В последние десятилетия в западной политической философии развивается дискуссия о том, на каких принципах должна основываться логика принятия политически значимых решений и взаимодействия в публичной сфере. Согласно одной традиции, принимаемые решения легитимны тогда и только тогда, когда они проходят процедуру публичного обсуждения, целью которого является достижение консенсуса. Стороны с альтернативными позициями встречаются за столом переговоров, чтобы выразить свои точки зрения, обсудить значимые для них вопросы и принять устраивающее всех решение. Такая модель широко практиковалась в европейских политических институциях со времен окончания Второй мировой войны с целью не допустить новой волны насилия и массовых деструкций. Нормативный идеал общественного консенсуса нашел наиболее полное воплощение в концепции коммуникативной рациональности позднего Ю. Хабермаса. Разработанный им принцип аргументативной дискуссии предполагал, что стороны обмениваются мнениями на языке аргументов, свободном от принуждения (давления, манипуляций, отсылок к догмам и авторитетам). Следовать принципам этики аргументативной дискуссии – значит исходить из того, что то или иное значение, претендующее на значимость для всех, не может быть утверждено монологически вне аргументативного обсуждения сторон, которых оно так или иначе касается либо которых так или иначе касаются следствия принятия этой нормы. Принципы инклюзивной (то есть включающей всех заинтересованных сторон) аргументативной дискуссии (в терминах Хабермаса «идеальная речевая ситуация») формулируются следующим образом: каждый человек достоин уважения и признания; любой человек, способный к этике аргументативной дискуссии, может быть включен в ситуацию коммуникации; каждый владеющий языком и дееспособный субъект может принять участие в дискурсе; каждый может ставить под вопрос любое утверждение; каждый может вводить в дискурс любое утверждение; каждый может выражать свои установки, желания и потребности; никакое принуждение, господствующее вне или внутри дискурса, не должно мешать никому из говорящих реализовать свои права, определенные в вышеназванных пунктах[1395].
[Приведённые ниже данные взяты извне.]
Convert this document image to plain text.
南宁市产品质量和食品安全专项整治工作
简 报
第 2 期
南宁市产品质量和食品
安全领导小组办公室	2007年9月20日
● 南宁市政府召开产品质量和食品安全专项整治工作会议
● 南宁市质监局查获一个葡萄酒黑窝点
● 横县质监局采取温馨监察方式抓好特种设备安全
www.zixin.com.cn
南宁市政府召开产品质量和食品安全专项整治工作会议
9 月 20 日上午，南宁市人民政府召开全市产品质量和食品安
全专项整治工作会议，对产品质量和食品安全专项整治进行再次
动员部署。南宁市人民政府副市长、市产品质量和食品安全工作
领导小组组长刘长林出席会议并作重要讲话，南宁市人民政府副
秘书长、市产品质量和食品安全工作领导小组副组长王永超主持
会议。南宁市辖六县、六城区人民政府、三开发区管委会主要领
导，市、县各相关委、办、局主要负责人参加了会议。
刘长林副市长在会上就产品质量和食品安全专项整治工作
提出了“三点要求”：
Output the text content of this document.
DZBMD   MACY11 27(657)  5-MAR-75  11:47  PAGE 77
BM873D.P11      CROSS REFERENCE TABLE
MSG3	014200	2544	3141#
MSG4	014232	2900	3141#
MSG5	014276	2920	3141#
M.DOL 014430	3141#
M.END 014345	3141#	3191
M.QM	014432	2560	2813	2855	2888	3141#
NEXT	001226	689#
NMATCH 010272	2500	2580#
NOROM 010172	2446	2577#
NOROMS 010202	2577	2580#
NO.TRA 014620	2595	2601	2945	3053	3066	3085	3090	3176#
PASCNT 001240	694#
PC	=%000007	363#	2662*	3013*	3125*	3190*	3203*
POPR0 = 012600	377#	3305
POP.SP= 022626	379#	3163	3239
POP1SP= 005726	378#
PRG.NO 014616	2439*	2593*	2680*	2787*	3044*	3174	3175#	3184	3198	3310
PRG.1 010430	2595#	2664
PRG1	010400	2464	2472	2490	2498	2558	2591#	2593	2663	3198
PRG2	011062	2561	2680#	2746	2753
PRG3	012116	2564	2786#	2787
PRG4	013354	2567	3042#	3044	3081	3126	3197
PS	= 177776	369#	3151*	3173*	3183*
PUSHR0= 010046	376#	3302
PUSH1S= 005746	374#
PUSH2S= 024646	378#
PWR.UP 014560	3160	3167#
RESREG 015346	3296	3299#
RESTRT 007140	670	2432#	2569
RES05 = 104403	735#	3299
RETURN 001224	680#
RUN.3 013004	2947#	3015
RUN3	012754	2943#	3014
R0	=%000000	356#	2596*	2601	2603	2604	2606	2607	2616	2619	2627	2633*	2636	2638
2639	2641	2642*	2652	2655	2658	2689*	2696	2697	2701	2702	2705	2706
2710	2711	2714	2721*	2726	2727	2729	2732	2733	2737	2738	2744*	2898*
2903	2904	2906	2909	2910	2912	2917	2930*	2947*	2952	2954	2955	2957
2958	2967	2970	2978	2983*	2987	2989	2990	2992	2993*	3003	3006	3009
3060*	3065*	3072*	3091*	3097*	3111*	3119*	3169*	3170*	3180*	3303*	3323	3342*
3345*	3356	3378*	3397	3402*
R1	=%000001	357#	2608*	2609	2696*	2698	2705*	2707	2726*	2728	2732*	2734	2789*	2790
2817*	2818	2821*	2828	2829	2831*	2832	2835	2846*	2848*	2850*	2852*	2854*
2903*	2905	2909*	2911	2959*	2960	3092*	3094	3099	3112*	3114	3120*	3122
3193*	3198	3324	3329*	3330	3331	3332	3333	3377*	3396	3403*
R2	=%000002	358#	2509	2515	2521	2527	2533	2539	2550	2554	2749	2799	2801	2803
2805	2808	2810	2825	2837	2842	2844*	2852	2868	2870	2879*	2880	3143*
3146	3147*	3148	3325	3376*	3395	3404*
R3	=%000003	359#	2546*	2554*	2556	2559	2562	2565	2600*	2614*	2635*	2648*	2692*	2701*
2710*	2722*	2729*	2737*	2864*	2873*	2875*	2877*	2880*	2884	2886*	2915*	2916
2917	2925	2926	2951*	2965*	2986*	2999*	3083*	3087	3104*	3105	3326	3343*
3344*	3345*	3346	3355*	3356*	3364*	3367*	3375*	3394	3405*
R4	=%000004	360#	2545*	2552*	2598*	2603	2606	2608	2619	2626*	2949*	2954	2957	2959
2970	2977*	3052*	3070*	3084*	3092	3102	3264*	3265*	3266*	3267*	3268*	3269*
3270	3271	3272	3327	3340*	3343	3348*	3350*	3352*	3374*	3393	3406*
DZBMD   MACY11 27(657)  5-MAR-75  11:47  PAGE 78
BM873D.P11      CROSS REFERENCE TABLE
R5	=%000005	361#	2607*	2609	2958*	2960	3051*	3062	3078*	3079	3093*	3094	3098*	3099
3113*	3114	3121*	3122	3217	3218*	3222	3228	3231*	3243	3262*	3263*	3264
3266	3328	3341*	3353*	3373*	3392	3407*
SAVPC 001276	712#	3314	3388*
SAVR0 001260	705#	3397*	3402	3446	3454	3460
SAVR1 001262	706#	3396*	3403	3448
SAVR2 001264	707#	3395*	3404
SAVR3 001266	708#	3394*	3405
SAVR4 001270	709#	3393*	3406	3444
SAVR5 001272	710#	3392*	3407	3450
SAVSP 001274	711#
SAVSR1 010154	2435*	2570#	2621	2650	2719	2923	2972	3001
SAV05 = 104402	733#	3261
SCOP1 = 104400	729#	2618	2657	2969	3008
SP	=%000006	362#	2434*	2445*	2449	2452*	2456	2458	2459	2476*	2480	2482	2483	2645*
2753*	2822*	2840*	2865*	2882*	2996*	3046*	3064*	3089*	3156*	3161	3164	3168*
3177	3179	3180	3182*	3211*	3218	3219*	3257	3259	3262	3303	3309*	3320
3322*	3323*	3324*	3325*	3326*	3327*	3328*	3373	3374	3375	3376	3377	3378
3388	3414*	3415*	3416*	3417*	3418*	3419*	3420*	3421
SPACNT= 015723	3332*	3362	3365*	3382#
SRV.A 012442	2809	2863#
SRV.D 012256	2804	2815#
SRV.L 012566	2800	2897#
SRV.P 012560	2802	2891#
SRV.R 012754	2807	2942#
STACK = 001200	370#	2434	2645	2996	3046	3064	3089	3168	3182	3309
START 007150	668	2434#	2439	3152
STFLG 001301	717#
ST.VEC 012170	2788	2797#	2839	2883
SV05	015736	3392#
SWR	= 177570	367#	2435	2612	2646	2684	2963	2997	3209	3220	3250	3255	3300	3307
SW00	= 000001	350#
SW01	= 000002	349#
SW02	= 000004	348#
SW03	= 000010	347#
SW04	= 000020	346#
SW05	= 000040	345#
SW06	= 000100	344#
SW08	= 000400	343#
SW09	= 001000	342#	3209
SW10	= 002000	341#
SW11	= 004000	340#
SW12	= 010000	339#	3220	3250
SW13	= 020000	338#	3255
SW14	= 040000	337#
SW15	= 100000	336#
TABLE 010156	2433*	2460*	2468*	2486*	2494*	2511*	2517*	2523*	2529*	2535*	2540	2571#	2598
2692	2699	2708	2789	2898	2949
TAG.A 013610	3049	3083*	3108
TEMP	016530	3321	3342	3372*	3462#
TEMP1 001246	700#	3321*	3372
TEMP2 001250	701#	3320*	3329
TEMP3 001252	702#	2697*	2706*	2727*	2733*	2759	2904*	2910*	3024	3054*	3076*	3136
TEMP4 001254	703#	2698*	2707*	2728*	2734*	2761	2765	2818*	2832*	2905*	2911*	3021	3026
Эта консенсуальная модель публичной сферы была продуктивна во многих отношениях: она дала действенные инструменты для решения многих общественно значимых задач, разрешения социальных и политических конфликтов, нахождения хотя бы условного общего языка в послевоенном европейском пространстве. Тем не менее в 1990–2000‐е годы она породила несколько концептуальных «поколений» критики, упрекающих ее в лого– и рациоцентризме, европоцентризме и маскулиноцентризме. Основные упреки к консенсуальной модели были следующие: мы слишком разные и укорененные в своих традициях, культурных контекстах и т. д., чтобы можно было найти общий язык и договориться; было бы иллюзией считать, что возможна некая единая для всех (в данном случае – формальная, ориентированная на аргументацию) рациональность, которую могли бы разделить все потенциальные участники переговоров, а также что публичное пространство доступно всем потенциальным участникам. Согласно этой критической традиции, в современном плюралистическом обществе любой консенсус будет неизбежно неполным, мнимым и чреватым механизмами исключения.